Before further discussion, we need to understand hash function:
Hash function is a function that outputs a fixed size bytes-string called hash, or digest.
Notation: H(m), where H() is a hash function, m is a message, H(m) is a hash/digest.
Important property: given any messages x and y, we guarantee H(x) != H(y).
Hash function example: MD5 (128 bit hash), SHA1 (160 bit hash -> more secure). Any hash function H() is publicly available, so anyone can use it.
Message integrity requires two things:
1. Not tampered in delivery
Alice can send [m, H(m)] to Bob
- Alice hashes m and get H(m). Send both m and H(m) to bob
- Bob hashes m himself, and get H'(m). If H(m) == H'(m), m wasn't tampered
=> this does not guarantee origin of the message to be Alice, because anyone could have used H() to send pair of [m,H(m)]. However, it guarantees that the message has not been tampered.
2. Message originated from the sender
Alice can send [m, H(m+s)] to Bob
- Alice and Bob both have a symmetric, shared key 's'. (H(m+s) part is usually referred as MAC (message authentication code))*
- Alice hashes m+s and sends both m and H(m+s).
- Bob hashes m+s itself, and get H'(m+s).
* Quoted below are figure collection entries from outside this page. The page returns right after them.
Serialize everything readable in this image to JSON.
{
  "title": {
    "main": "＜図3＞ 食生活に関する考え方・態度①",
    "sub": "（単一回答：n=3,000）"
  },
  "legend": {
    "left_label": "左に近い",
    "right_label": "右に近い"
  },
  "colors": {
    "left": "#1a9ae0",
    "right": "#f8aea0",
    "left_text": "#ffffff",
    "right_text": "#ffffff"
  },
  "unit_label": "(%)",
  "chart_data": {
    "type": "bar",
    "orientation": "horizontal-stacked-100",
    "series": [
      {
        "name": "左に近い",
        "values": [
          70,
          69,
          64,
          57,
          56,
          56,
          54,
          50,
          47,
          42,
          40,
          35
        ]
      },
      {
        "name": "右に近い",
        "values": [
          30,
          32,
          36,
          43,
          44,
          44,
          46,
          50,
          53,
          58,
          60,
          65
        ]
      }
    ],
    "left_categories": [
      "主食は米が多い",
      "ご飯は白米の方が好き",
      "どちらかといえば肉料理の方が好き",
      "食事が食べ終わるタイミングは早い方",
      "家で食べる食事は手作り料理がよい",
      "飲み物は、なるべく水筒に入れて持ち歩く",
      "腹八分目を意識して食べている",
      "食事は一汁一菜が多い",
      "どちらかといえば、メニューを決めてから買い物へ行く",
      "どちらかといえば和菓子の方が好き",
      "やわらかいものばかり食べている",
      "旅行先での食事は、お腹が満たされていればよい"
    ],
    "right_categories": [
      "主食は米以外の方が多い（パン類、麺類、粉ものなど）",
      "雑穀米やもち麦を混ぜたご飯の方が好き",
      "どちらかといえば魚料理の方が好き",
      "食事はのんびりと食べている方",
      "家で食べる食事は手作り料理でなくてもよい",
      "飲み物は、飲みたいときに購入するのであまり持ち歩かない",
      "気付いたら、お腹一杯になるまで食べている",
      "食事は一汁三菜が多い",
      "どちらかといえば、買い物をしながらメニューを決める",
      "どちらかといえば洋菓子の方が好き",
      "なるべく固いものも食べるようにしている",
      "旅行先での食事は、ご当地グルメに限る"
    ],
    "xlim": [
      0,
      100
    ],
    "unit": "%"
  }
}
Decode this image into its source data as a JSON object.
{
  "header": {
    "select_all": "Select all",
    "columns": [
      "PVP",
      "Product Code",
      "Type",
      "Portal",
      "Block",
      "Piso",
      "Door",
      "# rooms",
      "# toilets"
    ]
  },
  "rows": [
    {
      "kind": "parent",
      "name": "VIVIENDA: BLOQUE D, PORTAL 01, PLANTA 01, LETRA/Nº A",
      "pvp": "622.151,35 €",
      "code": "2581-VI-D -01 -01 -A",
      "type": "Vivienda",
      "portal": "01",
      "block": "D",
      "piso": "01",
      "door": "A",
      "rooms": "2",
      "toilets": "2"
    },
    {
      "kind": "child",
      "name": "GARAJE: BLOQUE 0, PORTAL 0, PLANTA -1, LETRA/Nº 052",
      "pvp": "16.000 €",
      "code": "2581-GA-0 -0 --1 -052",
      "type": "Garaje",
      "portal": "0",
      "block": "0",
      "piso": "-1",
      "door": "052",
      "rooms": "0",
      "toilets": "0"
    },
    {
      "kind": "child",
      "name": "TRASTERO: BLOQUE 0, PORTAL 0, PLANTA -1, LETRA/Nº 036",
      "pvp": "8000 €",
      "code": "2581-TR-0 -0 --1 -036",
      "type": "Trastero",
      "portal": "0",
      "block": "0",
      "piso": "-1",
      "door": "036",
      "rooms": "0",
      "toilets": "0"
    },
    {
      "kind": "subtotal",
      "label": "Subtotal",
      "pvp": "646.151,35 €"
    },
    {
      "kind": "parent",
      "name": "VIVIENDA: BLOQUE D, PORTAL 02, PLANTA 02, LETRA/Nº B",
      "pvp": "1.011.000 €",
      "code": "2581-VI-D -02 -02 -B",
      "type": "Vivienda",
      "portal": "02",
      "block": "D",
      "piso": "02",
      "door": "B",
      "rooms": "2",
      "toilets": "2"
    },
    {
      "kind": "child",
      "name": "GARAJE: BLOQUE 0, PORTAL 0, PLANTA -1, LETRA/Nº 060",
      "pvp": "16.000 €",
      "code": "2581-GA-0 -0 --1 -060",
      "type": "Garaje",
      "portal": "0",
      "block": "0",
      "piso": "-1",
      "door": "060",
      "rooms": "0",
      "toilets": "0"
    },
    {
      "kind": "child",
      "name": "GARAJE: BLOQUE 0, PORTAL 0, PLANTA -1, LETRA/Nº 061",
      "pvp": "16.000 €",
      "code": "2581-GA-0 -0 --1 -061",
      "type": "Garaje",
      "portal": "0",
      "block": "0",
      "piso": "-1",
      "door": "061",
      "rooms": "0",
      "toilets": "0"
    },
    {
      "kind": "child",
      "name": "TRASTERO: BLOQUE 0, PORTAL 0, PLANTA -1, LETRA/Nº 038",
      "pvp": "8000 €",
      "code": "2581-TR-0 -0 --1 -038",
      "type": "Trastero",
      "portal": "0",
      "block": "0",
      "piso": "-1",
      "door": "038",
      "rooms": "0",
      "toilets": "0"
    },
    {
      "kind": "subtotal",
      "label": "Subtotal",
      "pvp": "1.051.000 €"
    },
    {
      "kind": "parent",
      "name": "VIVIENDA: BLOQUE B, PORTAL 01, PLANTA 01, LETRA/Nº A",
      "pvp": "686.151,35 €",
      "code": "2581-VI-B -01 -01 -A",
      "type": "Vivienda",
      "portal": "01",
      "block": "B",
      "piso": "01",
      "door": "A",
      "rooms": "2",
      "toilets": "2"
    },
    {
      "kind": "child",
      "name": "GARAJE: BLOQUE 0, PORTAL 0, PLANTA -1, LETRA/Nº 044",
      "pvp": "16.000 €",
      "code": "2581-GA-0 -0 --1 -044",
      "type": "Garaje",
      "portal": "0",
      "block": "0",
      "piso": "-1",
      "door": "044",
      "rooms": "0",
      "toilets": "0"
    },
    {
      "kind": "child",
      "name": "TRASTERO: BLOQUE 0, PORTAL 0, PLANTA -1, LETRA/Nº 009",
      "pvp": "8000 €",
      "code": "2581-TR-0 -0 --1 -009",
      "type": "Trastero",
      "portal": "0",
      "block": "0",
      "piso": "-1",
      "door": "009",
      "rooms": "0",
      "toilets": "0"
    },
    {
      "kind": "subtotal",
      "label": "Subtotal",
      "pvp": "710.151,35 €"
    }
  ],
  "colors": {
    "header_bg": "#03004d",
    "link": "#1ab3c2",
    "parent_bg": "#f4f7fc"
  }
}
If H(m+s) = H'(m+s), then we can infer that m probably originated from Alice. (probably, if there are only Alice and Bob in the world, and they both know the key)
=> however, this symmetric shared key, s, is not unique to Alice. s can be shared by many people, and we cannot guarnatee that a message came from Alice.
Solution to this is 'Digital Signature' (though what we did above is also referred to as Digital Signature), we use public key system instead of symmetric key system.
* note we didn't need any encryption to produce MAC. Also, hash isn't really encryption, so we can see that encryption is independent from message integrity.
Digital Signature
Digital Signature: privKey(H(m))
Properties: privKey is unique to one person (unless the person shared it).
Usage: Alice can send [m, privKeyOfAlice(H(m))] to Bob
- Alice hashes the message and encrypts it using private key (why encrypytion of hash not message? because RSA is computationally heavy, and RSA on fixed bits produced by hash is much faster)
- Bob uses Alice's public key to retrieve H(m), and sees whether he can produce H'(m) with received m, such that H'(m) == H(m)
=> this can guarantee origin of the message... but how do we know the public key that Bob uses is actually from Alice? Certification Authority.
Certification Authority
Certification Authority creates a certificate, and that certificate is made up of CA's private-key-encrypted message and public key of Alice. If Alice sends Bob her certificate, Bob will:
- use public key of CA to ensure that the certificate came from CA
=> note that public key of CA is available in browsers by default.
- then retrieve public key of Alice embedded in the certificate.
Now, Bob can trust this Public key of Alice actually came from Alice, as much as he can trust that CA has gone through rigorous process to check that the public key belongs to Alice. (this involves document checking, phone number checking ...).